The Signatories demanded “a more scientifically rigorous” strategy to screening blood donors that better reflects contemporary HIV-testing technology.

Their letter asserts that the critical blood deficit resulting from the worldwide coronavirus pandemic is why the FDA should act now to further decrease the waiting period for homosexual and bisexual men. In March, Surgeon General Jerome Adams stated an estimated 86,000 blood donations were lost because of canceled blood drives, and since then, the public health crisis has just grown worse.

The American Red Cross, though, said in a press release shared with The New York Times that the blood supply is stable this month since “many” blood donors stepped up in recent months.

A 2014 research by UCLA Law’s Williams Institute discovered that fully abolishing the homosexual and bisexual blood donation restrictions may potentially unlock over a half-million blood units annually from men who have sex with men — a whole increase in the supply of 2% to 4%.

The letter adds that removing the”ban would raise the number of convalescent plasma donors, a hopeful treatment for COVID-19.”

In recent weeks, homosexual and bisexual guys who have recovered from COVID-19 have sought to contribute their antibody-rich blood for experimental convalescent plasma therapies and have been rejected, including the urgency to those new calls for reform.

Thursday’s letter, issued by LGBTQ advocacy group GLAAD, said that because new blood-testing technologies can definitely detect HIV about a week after infection, it is “unscientific and based on obsolete antibody-based HIV testing algorithms” to need homosexual men to abstain from sex for three weeks before donating blood.

Modern HIV tests search for antigens, which appear in the bloodstream days after infection. Older tests looked for antibodies, which seem weeks and maybe even months following an illness. Gay and bisexual men represent about 70% of all new HIV infections in the US.
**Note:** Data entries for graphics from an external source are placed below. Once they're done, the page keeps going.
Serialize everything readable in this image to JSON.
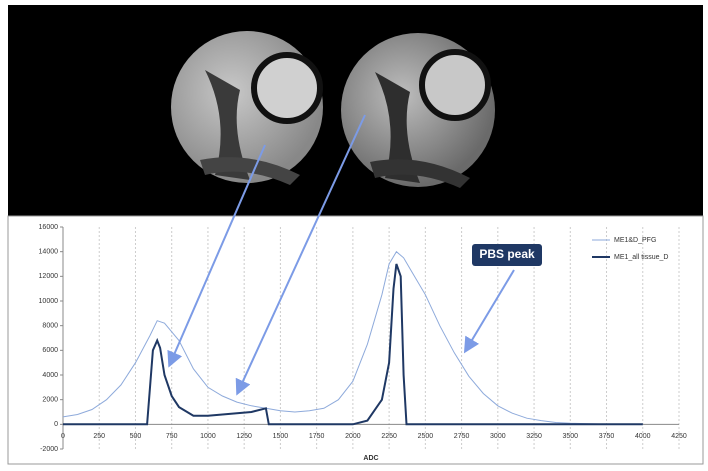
{
  "chart_data": {
    "type": "line",
    "x_label": "ADC",
    "annotation": "PBS peak",
    "xlim": [
      0,
      4250
    ],
    "xticks": [
      0,
      250,
      500,
      750,
      1000,
      1250,
      1500,
      1750,
      2000,
      2250,
      2500,
      2750,
      3000,
      3250,
      3500,
      3750,
      4000,
      4250
    ],
    "ylim": [
      -2000,
      16000
    ],
    "yticks": [
      -2000,
      0,
      2000,
      4000,
      6000,
      8000,
      10000,
      12000,
      14000,
      16000
    ],
    "grid": true,
    "legend": "top-right",
    "series": [
      {
        "name": "ME1&D_PFG",
        "color": "#8eaadb",
        "x": [
          0,
          100,
          200,
          300,
          400,
          500,
          600,
          650,
          700,
          800,
          900,
          1000,
          1100,
          1200,
          1300,
          1400,
          1500,
          1600,
          1700,
          1800,
          1900,
          2000,
          2100,
          2200,
          2250,
          2300,
          2350,
          2400,
          2500,
          2600,
          2700,
          2800,
          2900,
          3000,
          3100,
          3200,
          3300,
          3400,
          3500,
          3700,
          4000
        ],
        "values": [
          600,
          800,
          1200,
          2000,
          3200,
          5000,
          7200,
          8400,
          8200,
          6800,
          4500,
          3000,
          2300,
          1800,
          1500,
          1300,
          1100,
          1000,
          1100,
          1300,
          2000,
          3500,
          6500,
          10500,
          13000,
          14000,
          13500,
          12500,
          10500,
          8000,
          5800,
          3900,
          2500,
          1500,
          900,
          500,
          300,
          150,
          80,
          30,
          0
        ]
      },
      {
        "name": "ME1_all tissue_D",
        "color": "#1f3864",
        "x": [
          0,
          580,
          600,
          620,
          650,
          670,
          700,
          750,
          800,
          900,
          1000,
          1100,
          1200,
          1300,
          1400,
          1420,
          2000,
          2100,
          2200,
          2250,
          2280,
          2300,
          2330,
          2350,
          2370,
          4000
        ],
        "values": [
          0,
          0,
          3000,
          6000,
          6800,
          6200,
          4000,
          2300,
          1400,
          700,
          700,
          800,
          900,
          1000,
          1300,
          0,
          0,
          300,
          2000,
          5000,
          11000,
          13000,
          12000,
          4000,
          0,
          0
        ]
      }
    ]
  }
}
The FDA banned homosexual and bisexual men from giving blood in 1983, then revised the life ban in 2015 to a year’s sexual abstinence.

The letter says that other countries have better addressed the problem by making new protocols that ask people about current risky behaviors regardless of sexual orientation. It is described as”a far more scientifically meticulous and nondiscriminatory way to maintaining a safe blood supply.”

Men who are in monogamous relationships and have sex with men, “those on Pre-exposure Prophylaxis [PrEP], and people who consistently use condoms have a particularly low risk of HIV acquisition,” the letter states.

In a report shared with NBC News, the FDA said it “remains committed to collecting the scientific data that support donor deferral policies which are non-exclusive, helping to ensure a high level of blood safety.”

“To explore the scientific validity of such an approach, the FDA is working on starting a pilot study that will register about 2000 men who have sex with men and who’d be willing to donate blood,” the FDA reported. “This study, being held at community health centers in key locations across America, could create data that will assist the FDA in determining donor questionnaire based on individual risk assessment would be as successful as time-based deferrals in lowering the risk of HIV.”

The letter’s signatories join a viable coalition of LGBTQ advocates, politicians, and physicians is calling for the complete repeal of blood donation restrictions on gay and bisexual guys.

The FDA’s updated guidelines came only weeks after 15 Senators sent a letter to the FDA requesting an overhaul in the blood donor guidelines on men who have sex with men.

“The Coronavirus pandemic has created a national blood shortage, and we have to work to increase our country’s supply based on facts and science. The FDA has to change its discriminatory blood donation policies to deal with this challenge and help save lives.

Other 12-month deferral periods have also been shortened under the updated FDA Guidelines, such as for men and women who have traveled to areas with specific Endemic diseases, injected medications, or engaged in commercial sex work.